August paces her room, trying to make sense of what she knows. Jane worked at Pancake Billy’s when it opened in 1976, long enough for an off-menu item to be named after her. She’s intimately familiar with the workings of the Q, and presumably lives in either Brooklyn or Manhattan.

The scraps of Craigslist posts and articles and police reports and one 2015 People of the City Instagram post with Jane blurry in the background are all August has to go on. She’s searched every possible permutation of Jane Su she can think of, alternate spellings and romanizations—Sou, Soo, So, Soh. No luck.

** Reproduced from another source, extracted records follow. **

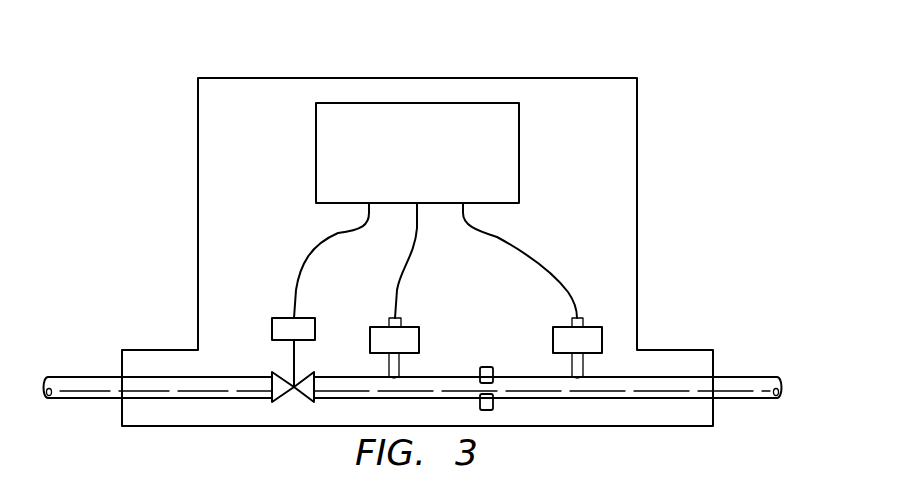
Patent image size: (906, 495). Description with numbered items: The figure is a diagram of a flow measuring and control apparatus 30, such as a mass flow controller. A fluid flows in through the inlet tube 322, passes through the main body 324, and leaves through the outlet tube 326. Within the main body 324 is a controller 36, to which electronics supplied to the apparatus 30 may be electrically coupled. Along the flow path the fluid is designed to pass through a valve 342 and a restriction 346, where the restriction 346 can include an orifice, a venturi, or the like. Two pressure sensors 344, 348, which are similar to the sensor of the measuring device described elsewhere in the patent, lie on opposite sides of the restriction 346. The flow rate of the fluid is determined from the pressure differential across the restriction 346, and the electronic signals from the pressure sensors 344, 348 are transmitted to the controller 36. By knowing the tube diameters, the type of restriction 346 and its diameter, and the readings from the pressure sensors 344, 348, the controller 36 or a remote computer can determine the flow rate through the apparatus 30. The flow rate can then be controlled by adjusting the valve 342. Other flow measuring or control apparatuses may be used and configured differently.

The flow measuring and control apparatus 30 is at (690, 115).
The main body 324 is at (650, 192).
The controller 36 is at (417, 153).
The inlet tube 322 is at (84, 376).
The outlet tube 326 is at (738, 377).
The valve 342 is at (282, 357).
The pressure sensor 344 is at (381, 326).
The restriction 346 is at (479, 366).
The pressure sensor 348 is at (594, 326).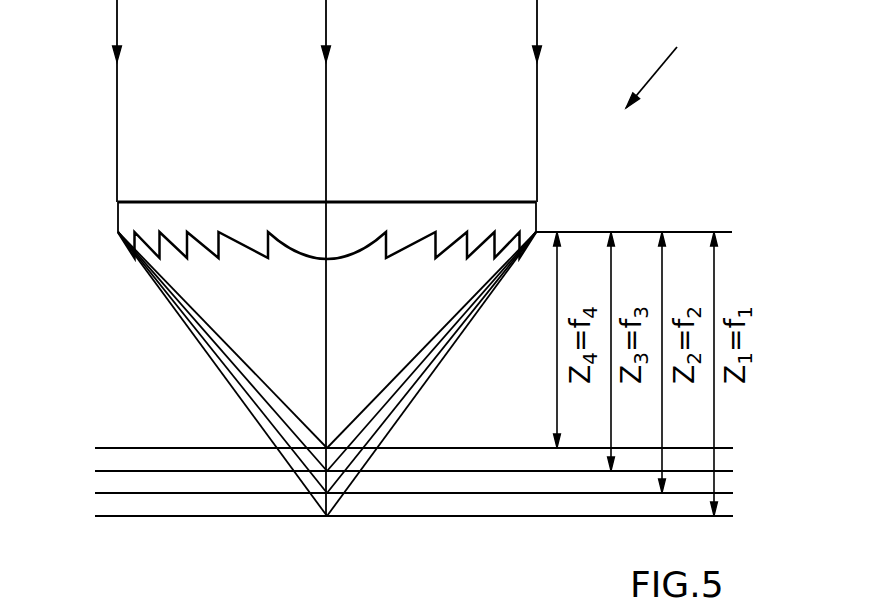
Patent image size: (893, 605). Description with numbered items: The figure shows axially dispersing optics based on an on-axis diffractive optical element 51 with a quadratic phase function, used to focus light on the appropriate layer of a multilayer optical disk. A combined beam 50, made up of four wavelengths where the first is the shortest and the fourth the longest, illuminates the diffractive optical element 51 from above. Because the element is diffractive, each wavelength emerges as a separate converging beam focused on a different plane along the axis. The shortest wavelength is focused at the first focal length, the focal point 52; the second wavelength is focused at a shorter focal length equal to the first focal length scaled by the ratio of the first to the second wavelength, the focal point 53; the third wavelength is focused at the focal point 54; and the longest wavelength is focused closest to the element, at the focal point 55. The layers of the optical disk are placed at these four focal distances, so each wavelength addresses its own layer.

The combined beam 50 is at (326, 135).
The diffractive optical element 51 is at (133, 213).
The focal point of wavelength λ1 52 is at (312, 506).
The focal point of wavelength λ2 53 is at (343, 480).
The focal point of wavelength λ3 54 is at (313, 462).
The focal point of wavelength λ4 55 is at (407, 362).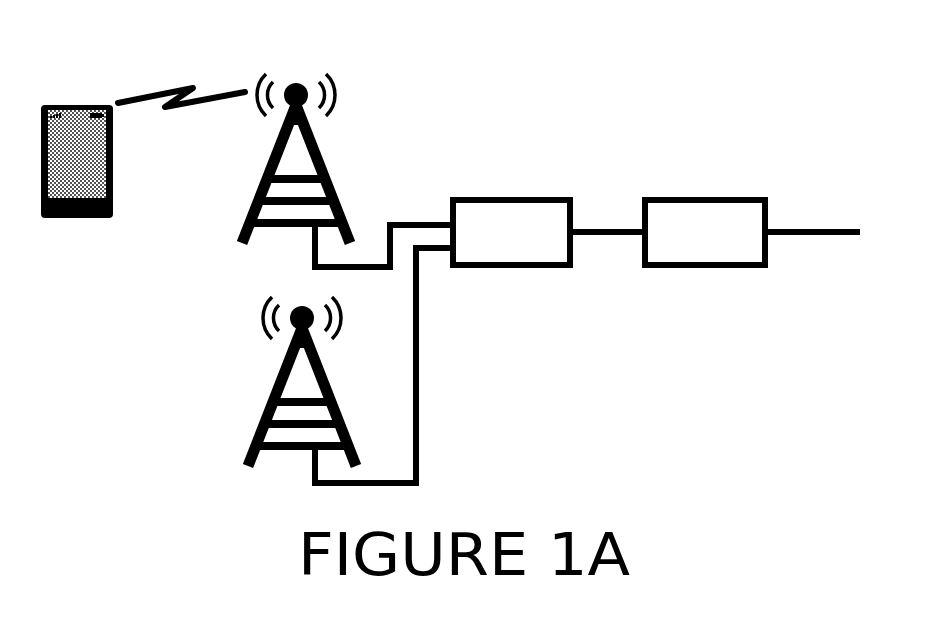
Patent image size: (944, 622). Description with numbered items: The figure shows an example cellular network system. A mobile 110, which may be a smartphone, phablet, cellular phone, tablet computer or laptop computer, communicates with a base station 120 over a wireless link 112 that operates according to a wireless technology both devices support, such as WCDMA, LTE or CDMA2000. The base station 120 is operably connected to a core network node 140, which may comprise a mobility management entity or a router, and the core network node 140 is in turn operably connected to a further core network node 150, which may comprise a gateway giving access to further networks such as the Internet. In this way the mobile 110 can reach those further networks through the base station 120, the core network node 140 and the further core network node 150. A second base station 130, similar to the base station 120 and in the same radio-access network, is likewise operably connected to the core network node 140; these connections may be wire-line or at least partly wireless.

The mobile 110 is at (65, 218).
The wireless link 112 is at (184, 88).
The base station 120 is at (245, 228).
The base station 130 is at (255, 455).
The core network node 140 is at (511, 232).
The further core network node 150 is at (705, 232).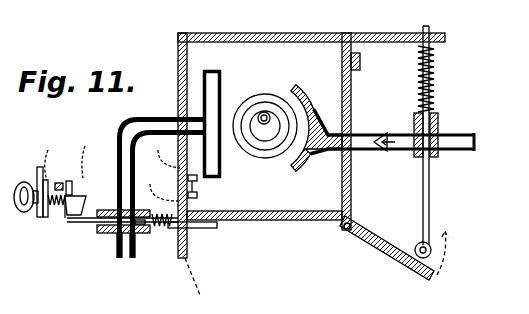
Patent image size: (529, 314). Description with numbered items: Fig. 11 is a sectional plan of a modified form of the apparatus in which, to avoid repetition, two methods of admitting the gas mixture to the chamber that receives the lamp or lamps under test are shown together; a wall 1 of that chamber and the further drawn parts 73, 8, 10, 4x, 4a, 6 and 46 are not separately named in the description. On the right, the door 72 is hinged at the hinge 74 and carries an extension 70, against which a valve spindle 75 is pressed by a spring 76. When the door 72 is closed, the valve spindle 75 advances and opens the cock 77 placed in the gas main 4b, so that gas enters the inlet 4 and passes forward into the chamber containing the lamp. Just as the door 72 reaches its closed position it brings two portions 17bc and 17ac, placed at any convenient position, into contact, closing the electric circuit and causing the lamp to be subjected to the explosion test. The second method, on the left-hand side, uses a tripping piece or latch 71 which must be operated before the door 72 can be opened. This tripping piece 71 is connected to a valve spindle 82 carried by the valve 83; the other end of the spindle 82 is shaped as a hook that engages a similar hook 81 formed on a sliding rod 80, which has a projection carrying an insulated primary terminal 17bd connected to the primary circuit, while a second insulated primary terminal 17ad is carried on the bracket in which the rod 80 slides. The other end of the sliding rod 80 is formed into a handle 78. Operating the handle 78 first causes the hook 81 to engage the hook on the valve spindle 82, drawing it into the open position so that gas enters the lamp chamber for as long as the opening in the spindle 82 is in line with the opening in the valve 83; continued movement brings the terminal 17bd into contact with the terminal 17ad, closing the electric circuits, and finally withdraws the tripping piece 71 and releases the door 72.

The housing 1 is at (399, 35).
The top wall 73 is at (270, 34).
The door 72 is at (266, 221).
The tripping piece 71 is at (203, 228).
The rotor drum 8 is at (266, 95).
The rotor hub 10 is at (262, 155).
The nozzle tube 4x is at (222, 78).
The supply pipe 4a is at (134, 119).
The contact portion 17bc is at (169, 196).
The contact portion 17ac is at (158, 186).
The primary terminal 17ad is at (34, 159).
The insulated terminal 17bd is at (86, 156).
The valve 83 is at (137, 236).
The gas main 4b is at (128, 264).
The valve spindle 82 is at (85, 226).
The hook 81 is at (84, 198).
The sliding rod 80 is at (56, 217).
The handle 78 is at (20, 208).
The inlet 4 is at (355, 151).
The valve 6 is at (381, 152).
The discharge pipe 46 is at (472, 151).
The cock 77 is at (438, 125).
The spring 76 is at (435, 88).
The valve spindle 75 is at (429, 197).
The extension 70 is at (392, 247).
The hinge 74 is at (346, 232).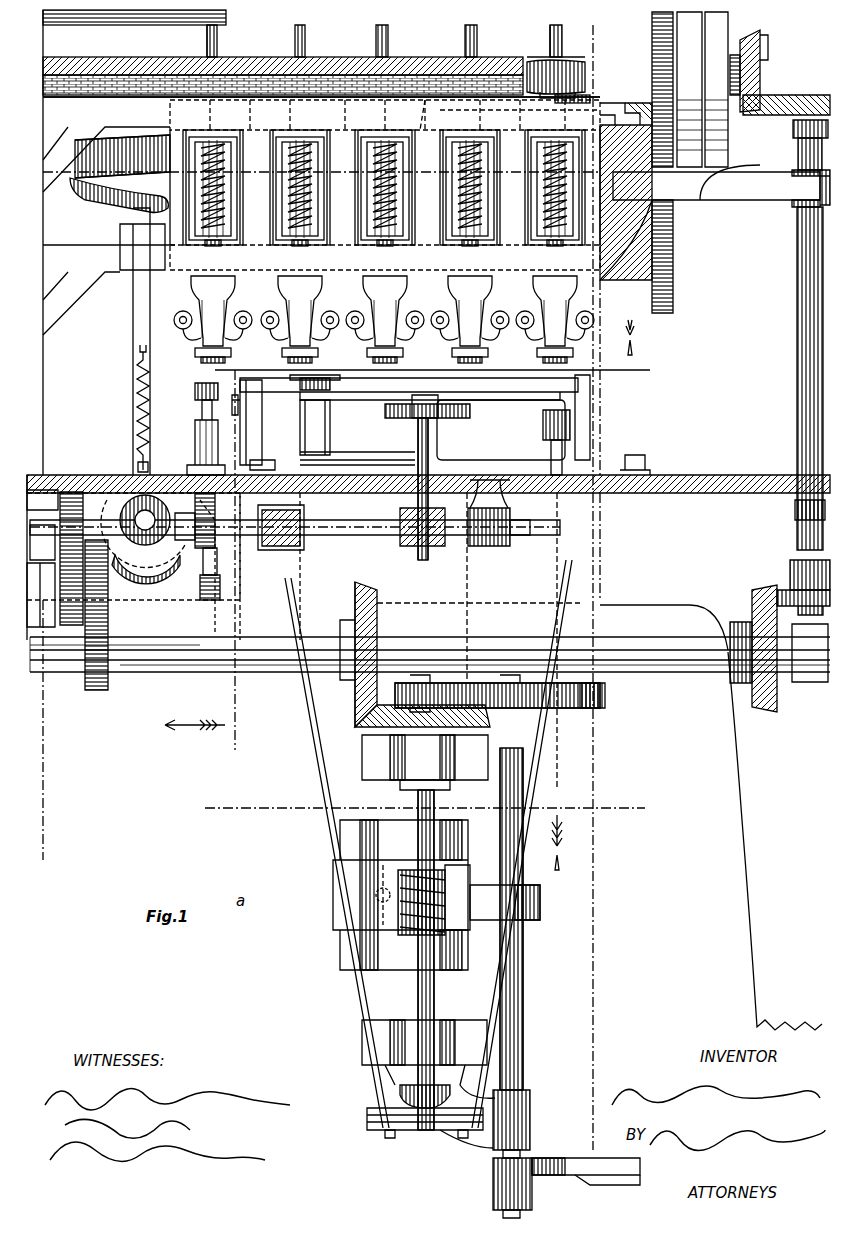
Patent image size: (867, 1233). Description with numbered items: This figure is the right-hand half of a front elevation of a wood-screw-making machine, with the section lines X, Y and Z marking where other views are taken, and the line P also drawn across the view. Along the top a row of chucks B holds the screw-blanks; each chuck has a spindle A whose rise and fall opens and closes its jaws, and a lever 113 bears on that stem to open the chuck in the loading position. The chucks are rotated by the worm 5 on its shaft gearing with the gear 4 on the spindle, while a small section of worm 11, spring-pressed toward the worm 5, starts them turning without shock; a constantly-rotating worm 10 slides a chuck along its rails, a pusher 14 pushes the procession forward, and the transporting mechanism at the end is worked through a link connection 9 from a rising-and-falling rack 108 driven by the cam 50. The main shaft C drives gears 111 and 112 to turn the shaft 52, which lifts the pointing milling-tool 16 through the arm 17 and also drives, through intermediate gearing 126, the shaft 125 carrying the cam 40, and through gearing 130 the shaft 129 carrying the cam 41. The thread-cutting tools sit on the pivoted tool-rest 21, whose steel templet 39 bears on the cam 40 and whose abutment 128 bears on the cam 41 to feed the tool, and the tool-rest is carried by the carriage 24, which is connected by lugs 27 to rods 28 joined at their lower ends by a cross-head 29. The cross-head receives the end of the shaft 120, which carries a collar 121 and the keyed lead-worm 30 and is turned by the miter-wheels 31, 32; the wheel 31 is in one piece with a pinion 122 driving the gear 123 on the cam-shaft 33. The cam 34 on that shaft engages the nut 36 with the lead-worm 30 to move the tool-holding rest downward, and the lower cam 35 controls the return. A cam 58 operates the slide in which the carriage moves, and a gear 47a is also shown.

The gear 4 is at (538, 60).
The worm 5 is at (320, 57).
The link connection 9 is at (579, 90).
The constantly-rotating worm 10 is at (115, 135).
The small section of worm 11 is at (80, 55).
The pusher 14 is at (118, 205).
The milling-tool 16 is at (194, 398).
The arm 17 is at (220, 590).
The tool-rest or carrier-bar 21 is at (497, 380).
The carriage 24 is at (470, 465).
The lugs 27 is at (543, 430).
The rods 28 is at (310, 748).
The cross-head 29 is at (425, 1115).
The lead-worm 30 is at (410, 930).
The miter-wheel 31 is at (362, 740).
The miter-wheel 32 is at (343, 702).
The cam-shaft 33 is at (523, 1060).
The cam 34 is at (540, 903).
The cam 35 is at (585, 1185).
The nut 36 is at (465, 870).
The steel templet 39 is at (424, 395).
The cam 40 is at (385, 412).
The cam 41 is at (247, 395).
The gear 47a is at (215, 520).
The cam 50 is at (165, 570).
The shaft 52 is at (217, 560).
The cam 58 is at (211, 602).
The rising-and-falling rack 108 is at (138, 325).
The gear 111 is at (72, 540).
The gear 112 is at (110, 620).
The lever 113 is at (190, 17).
The shaft 120 is at (418, 993).
The collar 121 is at (400, 1100).
The pinion 122 is at (465, 650).
The gear 123 is at (605, 695).
The shaft 125 is at (418, 435).
The intermediate gearing 126 is at (420, 546).
The abutment 128 is at (275, 375).
The shaft 129 is at (300, 500).
The gearing 130 is at (285, 546).
The spindle A is at (218, 35).
The chucks B is at (384, 319).
The main shaft C is at (430, 670).
The section line P is at (237, 547).
The section line x x X is at (589, 587).
The section line y y Y is at (428, 808).
The section line Z Z is at (433, 363).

But there’s something else, a pattern she’s starting to piece together, one she probably would have figured out if she weren’t always so determined to reason things away.

How Jane never had a heavier coat than her leather jacket, even when it was punishingly cold back in January. How she didn’t know who Joy Division was, the mess of her cassette collection, that she has a cassette player in the first place. It shouldn’t have been easy to always catch her train. They should have missed each other, just once. But they never have, not since the first week.

She … God. What if …

August pulls her laptop into her lap. Her hands hover indecisively over the keys.

Jane doesn’t age. She’s magnetic and charming and gorgeous. She … kind of lives underground.

The cursor on the Google search bar blinks expectantly. August blinks back.